Throw a dart at a map, and you can make a World War II movie set in whatever place you hit. Of course, pretty much any film about the Good War that doesn’t focus on the American (sometimes British) point of view of the conflict will probably seem “random” to the mainstream; one odd side-effect of Hollywood’s Oscar-baity love of the era. But there are literally thousands of facets of World War II that have relatively little cultural exposure. And despite the fact that Anthropoid is the sixth film on its particular subject (with a seventh, the bafflingly-named HHhH, imminent), if you quizzed a random person about Reinhard Heydrich, the Nazi occupation of Czechoslovakia, or Operation Anthropoid, you’d likely get blank stares. Which is a shame, since it’s a riveting story. It’s even more of a shame that Anthropoid can’t do it justice.
The namesake military operation was carried out by agents of the Czechoslovak government in exile from 1941 to 1942, as native paratroopers infiltrated their conquered homeland in order to assassinate Heydrich, the Reich-Protector of the region. Heydrich was one of the Nazis who basically embodied all of their most frighteningly evil characteristics – Hitler himself (Hitler!) described him as “the man with the iron heart.” He was one of the masterminds of the Holocaust and oversaw a brutal regime in Czechoslovakia.
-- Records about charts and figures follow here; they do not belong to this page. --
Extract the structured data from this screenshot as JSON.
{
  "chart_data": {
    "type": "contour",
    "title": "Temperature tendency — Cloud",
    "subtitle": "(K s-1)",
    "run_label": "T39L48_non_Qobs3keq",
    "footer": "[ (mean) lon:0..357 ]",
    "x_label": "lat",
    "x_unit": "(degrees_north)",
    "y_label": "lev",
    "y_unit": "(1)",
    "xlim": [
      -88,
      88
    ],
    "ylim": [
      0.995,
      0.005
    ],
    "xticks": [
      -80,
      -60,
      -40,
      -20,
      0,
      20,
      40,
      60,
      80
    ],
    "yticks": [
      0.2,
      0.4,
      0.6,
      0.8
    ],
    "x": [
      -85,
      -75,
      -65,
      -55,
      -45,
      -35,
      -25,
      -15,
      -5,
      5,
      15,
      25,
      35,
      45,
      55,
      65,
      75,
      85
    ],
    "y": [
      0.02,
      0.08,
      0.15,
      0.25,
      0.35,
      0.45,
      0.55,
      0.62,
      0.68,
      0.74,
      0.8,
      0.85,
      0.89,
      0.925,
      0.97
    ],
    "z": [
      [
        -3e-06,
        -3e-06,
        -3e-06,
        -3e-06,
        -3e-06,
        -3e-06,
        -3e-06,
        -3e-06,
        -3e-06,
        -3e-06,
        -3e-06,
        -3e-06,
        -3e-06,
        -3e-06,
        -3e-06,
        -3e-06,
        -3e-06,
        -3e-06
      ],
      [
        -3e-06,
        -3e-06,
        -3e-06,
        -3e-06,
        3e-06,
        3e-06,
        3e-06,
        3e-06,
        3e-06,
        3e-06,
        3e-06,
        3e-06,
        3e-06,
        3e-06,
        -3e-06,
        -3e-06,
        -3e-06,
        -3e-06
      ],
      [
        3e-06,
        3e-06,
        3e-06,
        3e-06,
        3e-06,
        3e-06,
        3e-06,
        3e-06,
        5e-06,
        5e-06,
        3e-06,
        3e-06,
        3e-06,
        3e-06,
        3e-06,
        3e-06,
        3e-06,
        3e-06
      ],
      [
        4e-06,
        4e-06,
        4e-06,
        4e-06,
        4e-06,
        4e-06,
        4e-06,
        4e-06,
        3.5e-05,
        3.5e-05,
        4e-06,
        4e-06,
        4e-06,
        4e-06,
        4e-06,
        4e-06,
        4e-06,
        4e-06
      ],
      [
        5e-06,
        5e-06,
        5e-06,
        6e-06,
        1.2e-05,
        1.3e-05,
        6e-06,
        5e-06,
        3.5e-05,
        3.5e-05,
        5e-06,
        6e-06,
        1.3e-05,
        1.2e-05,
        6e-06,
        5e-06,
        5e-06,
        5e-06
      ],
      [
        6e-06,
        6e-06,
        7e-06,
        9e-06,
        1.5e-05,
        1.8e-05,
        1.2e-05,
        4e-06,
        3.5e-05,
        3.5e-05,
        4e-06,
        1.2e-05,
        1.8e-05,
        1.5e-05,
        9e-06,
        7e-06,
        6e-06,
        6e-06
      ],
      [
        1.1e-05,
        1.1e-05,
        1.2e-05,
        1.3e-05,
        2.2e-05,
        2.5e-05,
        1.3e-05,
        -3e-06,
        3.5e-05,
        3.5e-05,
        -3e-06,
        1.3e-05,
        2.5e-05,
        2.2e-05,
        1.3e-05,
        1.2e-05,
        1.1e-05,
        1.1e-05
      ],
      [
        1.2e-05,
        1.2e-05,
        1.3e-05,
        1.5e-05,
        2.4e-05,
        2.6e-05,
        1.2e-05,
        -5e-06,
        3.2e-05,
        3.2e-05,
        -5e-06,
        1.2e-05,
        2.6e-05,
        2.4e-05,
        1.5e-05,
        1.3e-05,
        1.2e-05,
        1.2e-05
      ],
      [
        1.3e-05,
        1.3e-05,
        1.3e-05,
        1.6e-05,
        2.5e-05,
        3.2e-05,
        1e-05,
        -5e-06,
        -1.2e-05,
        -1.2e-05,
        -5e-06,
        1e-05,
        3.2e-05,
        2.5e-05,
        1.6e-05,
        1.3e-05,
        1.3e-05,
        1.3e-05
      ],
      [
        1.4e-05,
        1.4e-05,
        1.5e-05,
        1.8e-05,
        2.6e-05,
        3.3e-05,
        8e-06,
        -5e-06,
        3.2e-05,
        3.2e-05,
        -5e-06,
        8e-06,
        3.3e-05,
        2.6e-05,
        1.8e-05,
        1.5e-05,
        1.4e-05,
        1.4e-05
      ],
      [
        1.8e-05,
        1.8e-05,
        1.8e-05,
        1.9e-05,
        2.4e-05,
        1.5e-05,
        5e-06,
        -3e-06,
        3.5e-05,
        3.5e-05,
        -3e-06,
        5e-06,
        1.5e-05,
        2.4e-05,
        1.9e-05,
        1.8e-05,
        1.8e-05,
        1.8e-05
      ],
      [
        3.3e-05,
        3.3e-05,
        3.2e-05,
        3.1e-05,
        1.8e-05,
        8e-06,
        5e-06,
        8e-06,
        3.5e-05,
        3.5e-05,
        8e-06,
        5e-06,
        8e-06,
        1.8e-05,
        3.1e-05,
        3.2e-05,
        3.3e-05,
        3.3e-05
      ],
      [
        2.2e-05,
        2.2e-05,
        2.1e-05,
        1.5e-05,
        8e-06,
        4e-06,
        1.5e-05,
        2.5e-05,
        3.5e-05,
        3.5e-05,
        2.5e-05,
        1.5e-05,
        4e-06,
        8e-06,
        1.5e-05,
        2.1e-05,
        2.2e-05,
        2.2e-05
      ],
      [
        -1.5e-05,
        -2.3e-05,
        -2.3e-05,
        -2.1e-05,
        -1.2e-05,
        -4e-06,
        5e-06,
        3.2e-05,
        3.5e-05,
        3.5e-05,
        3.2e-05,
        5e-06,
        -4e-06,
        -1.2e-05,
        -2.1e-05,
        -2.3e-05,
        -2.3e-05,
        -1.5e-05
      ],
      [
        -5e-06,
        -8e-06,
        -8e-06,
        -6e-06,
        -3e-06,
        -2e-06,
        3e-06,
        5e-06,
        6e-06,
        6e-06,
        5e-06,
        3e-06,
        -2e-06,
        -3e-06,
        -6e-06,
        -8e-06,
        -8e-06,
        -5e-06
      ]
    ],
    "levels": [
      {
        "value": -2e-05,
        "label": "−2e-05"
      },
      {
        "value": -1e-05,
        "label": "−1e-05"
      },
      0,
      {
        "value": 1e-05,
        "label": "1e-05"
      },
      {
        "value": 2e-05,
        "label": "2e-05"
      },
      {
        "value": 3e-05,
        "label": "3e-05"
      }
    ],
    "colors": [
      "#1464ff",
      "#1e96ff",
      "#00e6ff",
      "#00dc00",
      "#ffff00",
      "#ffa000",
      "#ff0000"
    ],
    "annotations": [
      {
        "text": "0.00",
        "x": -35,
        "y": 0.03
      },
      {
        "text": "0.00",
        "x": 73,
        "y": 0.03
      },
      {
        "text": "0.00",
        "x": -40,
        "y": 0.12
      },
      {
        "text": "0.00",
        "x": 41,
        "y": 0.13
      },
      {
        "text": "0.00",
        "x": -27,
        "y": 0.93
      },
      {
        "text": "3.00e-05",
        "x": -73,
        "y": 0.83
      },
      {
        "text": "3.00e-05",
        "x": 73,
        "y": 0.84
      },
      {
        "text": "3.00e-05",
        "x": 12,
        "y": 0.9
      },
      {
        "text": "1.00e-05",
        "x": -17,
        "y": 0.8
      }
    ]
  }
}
Confined as it is by budget, Anthropoid informs the audience of this via intertitles and leaves Nazi atrocity mostly off-screen. Instead, it stays with the paratroopers, mainly Jozef Gabcik (Cillian Murphy) and Jan Kubis (Jamie Dornan), as they prepare for the assassination.
As wartime thrillers go, Anthropoid is disappointingly limp. The plot to kill Heydrich wasn’t terribly complex, but rather than fill the solid hour or so of runtime leading up to the attempt with, say, an exploration of life in Prague under occupation, the movie mostly streeeeetches out each development in the plan. The various figures of the Czechoslovak resistance, from the main characters to leaders like Jan Zelenka-Hajsky (Toby Jones), are mostly righteously grim ciphers. The most intriguing figure is Anna Geislerova’s Lenka, a steely resistance foot soldier who’s given not nearly enough to do and has a “romance” with Gabcik apparently missing all of its actual romantic scenes.
The story starts cooking after the attack on Heydrich finally goes down, and the screws start drawing inward on the characters. As each avenue for escape is shut off and each ray of hope is snuffed out, the film at last delivers some honest-to-god tension. Even then, however, it’s numbed. Gabcik and Kubis rendezvous with their fellow paratroopers for exfiltration, but they are all essentially indistinguishable from one another. With their main mission out of the way, the viewer is given little reason to care what happens to them now. There is of course the elemental, even primal motivation of survival, but trying to make that the main hook while also paying lip service to higher ideals of sacrificing all for one’s country is a ruesome contradiction. If there’s a central ethos to Anthropoid’s view of war, it’s a vague idea about how a soldier is obligated to fight to the death before giving up, embodied by how some characters pop cyanide capsules when cornered while others wait until they’re down to their last bullet before they cease. But even that isn’t given real thought.
Aesthetically, Anthropoid is a model of respectable period recreation, making the best use it can with limited locations to embody the time and place – even if, again, the attempt to replicate the mindset of the time, which I’d argue is far more important, is half-assed. Prague hardly comes alive as a place, appearing generically European, almost an archetype of the World War II city. It’s like a live-action Call of Duty stage — although playing Call of Duty would be more exciting than this. Though the assassination attempt and the paratroopers’ last stand are both staged decently enough (the latter sequence is at least rousingly loud), that this movie hits its peak at “decent enough” doesn’t speak too well for it.
Anthropoid opens nationwide on Friday, August 12.